To make an online gift to this project click here Select Africa from the designation list and type Mozambique - Gogoi Development into the Project/Partner line.
To make a gift by check to this project click here.
Read the latest update
United Church of Christ in Mozambique
Gogoi is in an extremely remote area of Mozambique, cut off from Mozambique’s major city and the headquarters of the United Church of Christ in Mozambique (UCCM). The region is heavily impacted by its history and the decisions made by colonial powers from the 1900s. The Mozambique/Zimbabwe border divides the Ndau people and left the Ndau of Mozambique isolated from the rest of their fellow Mozambicans by geography, and also isolated from the Ndau in Zimbabwe by an international border. The effect of the isolation and having two different colonizers has left the Ndau in Mozambique far less developed than the Ndau in Zimbabwe.
The United Church of Christ in Mozambique has focused priority attention on Gogoi in recent years. The initial phase of development was the building of an elementary school. This was negotiated with the Ministry of Education in Mozambique. Education was the first priority for the community.
The second phase is the development of a farm which will serve as a source for food and employment for the people in the community. The project will serve families in the community and help Gogoi continue on the path toward development and sustainability. The farm is being developed with the help of the United Church of Christ in Zimbabwe (UCCZ) across the international border. The farm at Gogoi in Mozambique will provide food for the 200 to 250 families that live in the community. The current food situation is tenuous at best and families currently scrape out an existence which is heavily impacted by malnutrition and hunger.
The project will employ a farm manager as well as workers, primarily women, from the community. Workers compensation will be modest, provided to recognize time worked during the clearing, planting, tending, and harvesting of fields. The initial plan is for cultivation of crops with the potential to later expand into the raising of animals to provide eggs, milk, and meat, as well as the added income. The farm also will serve as a means for education and training for the community, as a whole, and for its youth, in particular.
Collaborations over the beginnings of the farm at Gogoi have served to strengthen the relationship between the UCCM and the UCCZ. The UCCZ has long been the recipient of mission funding. Assisting Gogoi is an opportunity for them to reach out and help others. While Zimbabwe continues to face its own share of issues, including limited financial resources, their outlook is “the little we have, we share.”
The third phase of building at Gogoi (along with the school and farm project) includes the construction of a church building and the development of a secondary school. As is the case in much of the world, the church building will function not only as a place for worship but as a community center and a base for other development work happening in the community. The work in Gogoi, school, agricultural project, and church community, is a strong expression of the UCCM’s theology, which is very similar to Global Ministries priority of Critical Presence . . . being present to God’s people and creation at the point of deepest need: spiritually, physically, emotionally, and economically.
July 2011 – January 2012 Report
In order to help this remote area, the United Church of Christ in Mozambique has established the following programs:
Construction of the Church: Following the strategy first used by the missionaries to bring the people to God and educate them, the first building to be set up at Gogoi farm was the church. Although small in size, it had the power to call the community to worship the Lord. This same church building was also used as a classroom to teach young children, taking them out of the activities of herding cattle and illiteracy.

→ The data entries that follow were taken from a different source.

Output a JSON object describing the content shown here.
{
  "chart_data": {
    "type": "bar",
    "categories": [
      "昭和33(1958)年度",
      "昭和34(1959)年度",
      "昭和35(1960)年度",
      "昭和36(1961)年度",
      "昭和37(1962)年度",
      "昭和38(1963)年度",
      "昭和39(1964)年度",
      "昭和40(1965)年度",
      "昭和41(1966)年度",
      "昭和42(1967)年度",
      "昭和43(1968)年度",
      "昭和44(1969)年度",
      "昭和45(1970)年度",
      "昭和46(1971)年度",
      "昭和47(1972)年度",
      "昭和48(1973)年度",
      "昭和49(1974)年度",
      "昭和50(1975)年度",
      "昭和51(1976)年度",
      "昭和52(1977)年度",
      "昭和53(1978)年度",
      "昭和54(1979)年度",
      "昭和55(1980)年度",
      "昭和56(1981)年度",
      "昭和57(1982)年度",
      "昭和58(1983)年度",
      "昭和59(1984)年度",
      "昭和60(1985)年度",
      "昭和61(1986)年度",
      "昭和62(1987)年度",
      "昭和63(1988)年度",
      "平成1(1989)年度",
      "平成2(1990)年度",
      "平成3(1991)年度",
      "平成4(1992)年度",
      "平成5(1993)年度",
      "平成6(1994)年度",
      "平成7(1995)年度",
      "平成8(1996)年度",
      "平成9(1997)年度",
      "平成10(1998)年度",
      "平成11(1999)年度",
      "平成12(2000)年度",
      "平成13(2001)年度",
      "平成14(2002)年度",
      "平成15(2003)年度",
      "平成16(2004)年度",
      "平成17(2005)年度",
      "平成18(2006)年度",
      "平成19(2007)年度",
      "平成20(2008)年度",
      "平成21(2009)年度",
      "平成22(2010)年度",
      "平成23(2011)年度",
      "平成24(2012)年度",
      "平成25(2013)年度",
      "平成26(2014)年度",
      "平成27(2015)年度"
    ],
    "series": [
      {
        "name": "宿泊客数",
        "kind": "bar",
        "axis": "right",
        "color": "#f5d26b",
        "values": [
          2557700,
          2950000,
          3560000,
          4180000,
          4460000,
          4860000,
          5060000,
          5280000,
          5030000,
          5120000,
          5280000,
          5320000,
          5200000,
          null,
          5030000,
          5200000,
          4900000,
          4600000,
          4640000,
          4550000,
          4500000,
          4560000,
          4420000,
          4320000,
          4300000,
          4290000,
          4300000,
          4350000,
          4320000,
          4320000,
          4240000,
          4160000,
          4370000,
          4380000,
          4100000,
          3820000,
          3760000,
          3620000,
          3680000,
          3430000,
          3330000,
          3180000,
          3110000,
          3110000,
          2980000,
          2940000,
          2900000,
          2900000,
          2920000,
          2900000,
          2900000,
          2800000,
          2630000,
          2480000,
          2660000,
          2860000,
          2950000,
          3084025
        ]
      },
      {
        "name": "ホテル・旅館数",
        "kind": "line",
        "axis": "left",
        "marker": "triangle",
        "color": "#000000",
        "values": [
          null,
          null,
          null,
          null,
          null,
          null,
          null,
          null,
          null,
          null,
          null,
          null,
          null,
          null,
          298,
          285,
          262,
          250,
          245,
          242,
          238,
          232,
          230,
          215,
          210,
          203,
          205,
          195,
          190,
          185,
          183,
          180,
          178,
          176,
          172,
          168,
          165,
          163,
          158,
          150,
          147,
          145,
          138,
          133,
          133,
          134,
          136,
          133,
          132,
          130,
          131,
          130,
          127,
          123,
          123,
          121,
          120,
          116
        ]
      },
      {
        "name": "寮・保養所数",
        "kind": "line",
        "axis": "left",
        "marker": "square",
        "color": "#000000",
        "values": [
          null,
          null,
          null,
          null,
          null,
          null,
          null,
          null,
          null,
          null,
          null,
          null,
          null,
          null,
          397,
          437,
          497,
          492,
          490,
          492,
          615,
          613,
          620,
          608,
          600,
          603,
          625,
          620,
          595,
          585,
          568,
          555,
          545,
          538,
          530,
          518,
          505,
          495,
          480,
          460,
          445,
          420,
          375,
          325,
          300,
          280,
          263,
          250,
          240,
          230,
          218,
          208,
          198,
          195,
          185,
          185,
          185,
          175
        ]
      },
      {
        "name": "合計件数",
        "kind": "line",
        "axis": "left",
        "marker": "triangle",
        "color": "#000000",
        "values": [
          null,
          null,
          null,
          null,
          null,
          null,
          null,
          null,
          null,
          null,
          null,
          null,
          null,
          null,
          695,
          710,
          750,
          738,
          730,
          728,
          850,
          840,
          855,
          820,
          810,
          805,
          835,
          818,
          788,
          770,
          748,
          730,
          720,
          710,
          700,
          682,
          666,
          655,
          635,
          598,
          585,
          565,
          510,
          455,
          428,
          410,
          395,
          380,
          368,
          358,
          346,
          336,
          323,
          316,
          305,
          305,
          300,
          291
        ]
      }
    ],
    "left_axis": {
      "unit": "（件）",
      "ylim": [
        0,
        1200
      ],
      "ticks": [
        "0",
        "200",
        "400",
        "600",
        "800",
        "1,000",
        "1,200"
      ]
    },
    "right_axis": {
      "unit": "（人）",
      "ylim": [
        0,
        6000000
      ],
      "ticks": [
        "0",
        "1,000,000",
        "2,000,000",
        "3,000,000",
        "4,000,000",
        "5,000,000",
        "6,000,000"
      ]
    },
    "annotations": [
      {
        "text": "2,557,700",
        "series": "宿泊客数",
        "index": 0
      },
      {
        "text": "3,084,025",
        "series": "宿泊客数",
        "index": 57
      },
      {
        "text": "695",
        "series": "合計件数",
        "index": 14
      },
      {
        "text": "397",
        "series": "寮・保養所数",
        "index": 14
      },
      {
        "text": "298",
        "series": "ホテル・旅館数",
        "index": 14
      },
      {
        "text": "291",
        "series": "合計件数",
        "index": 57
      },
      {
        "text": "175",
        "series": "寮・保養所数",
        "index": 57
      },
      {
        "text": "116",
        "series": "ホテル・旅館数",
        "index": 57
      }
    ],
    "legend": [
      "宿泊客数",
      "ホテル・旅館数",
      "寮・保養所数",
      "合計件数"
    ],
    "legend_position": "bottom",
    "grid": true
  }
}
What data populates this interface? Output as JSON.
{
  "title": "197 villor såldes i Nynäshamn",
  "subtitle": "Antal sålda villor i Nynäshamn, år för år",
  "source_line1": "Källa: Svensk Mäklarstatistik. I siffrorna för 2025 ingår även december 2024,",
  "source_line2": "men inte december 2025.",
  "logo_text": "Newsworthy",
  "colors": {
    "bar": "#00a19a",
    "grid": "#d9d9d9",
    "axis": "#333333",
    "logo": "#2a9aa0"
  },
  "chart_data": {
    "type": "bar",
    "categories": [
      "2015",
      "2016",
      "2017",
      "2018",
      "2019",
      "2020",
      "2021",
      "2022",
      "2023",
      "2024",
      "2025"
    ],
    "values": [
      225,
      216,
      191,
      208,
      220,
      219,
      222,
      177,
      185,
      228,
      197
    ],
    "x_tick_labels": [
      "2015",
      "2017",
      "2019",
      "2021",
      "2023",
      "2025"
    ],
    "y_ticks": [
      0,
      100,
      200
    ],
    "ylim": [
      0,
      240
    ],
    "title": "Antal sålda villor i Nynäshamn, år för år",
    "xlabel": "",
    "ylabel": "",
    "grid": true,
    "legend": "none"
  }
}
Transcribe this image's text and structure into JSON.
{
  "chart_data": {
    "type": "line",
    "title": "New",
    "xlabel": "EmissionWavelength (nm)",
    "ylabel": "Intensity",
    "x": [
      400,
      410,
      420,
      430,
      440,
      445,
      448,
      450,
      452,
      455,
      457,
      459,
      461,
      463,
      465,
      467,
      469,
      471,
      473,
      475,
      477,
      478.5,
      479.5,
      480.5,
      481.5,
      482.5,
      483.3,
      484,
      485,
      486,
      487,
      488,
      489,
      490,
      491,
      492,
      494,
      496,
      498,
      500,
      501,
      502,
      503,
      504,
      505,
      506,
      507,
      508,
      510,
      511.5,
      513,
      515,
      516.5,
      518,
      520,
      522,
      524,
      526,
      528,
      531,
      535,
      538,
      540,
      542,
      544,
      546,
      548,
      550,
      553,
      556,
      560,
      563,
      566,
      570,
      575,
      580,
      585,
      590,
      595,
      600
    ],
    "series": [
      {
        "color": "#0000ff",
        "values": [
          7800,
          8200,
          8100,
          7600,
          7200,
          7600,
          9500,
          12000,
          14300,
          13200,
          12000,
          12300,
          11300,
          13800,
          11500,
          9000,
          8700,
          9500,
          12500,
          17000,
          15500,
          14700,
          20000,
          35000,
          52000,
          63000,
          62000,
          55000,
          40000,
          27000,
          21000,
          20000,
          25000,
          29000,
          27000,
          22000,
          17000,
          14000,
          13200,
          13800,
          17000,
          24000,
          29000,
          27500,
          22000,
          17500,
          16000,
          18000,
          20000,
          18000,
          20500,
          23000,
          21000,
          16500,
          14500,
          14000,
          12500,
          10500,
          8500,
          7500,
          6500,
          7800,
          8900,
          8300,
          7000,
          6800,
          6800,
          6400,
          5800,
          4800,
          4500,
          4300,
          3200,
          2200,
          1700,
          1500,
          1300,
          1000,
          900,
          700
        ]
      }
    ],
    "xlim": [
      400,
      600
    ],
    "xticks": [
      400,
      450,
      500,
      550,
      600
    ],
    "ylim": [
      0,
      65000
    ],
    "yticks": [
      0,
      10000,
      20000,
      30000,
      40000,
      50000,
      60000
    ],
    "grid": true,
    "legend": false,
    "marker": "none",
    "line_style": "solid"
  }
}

Construction of the classrooms: Because so many children began attending classes it was deemed necessary to build more classrooms. A lack of funds led to the first two classrooms being built in 1993 out of very precarious materials, i.e. rough wooden poles thatched with grass. In 2008, with the financial assistance from Global Ministries, the church managed to build a modern and beautiful building with three classrooms out bricks, roofed with corrugated iron sheets. This has encouraged more children to attend school. The local government was very happy by this very significant contribution by the church to the community and the school building is the best in the area. More is still to be done with the construction of the Administration office and the Headmaster’s house, which is an obligation according to the Mozambican law.
Water: Although water is not very far from the mission, the church found it necessary to bring the water nearer to the school children. Therefore, a well with a manual pump was located at the school premises.
Agriculture: The church has found it necessary to produce food to feed the local people and others and, since this a non-profit project, the products will be sold at a reduced price enough to sustain the project. For the agriculture year 2011-2012, and as an experimental step, the church opened a cornfield of approximately 25 acres but only planted approximately 12 acres of corn and two acres of sesame. The fields were ploughed manually and have no irrigation system. The first stage of the corn was very promising, giving hope for a satisfactory harvest while taking into account the technology used.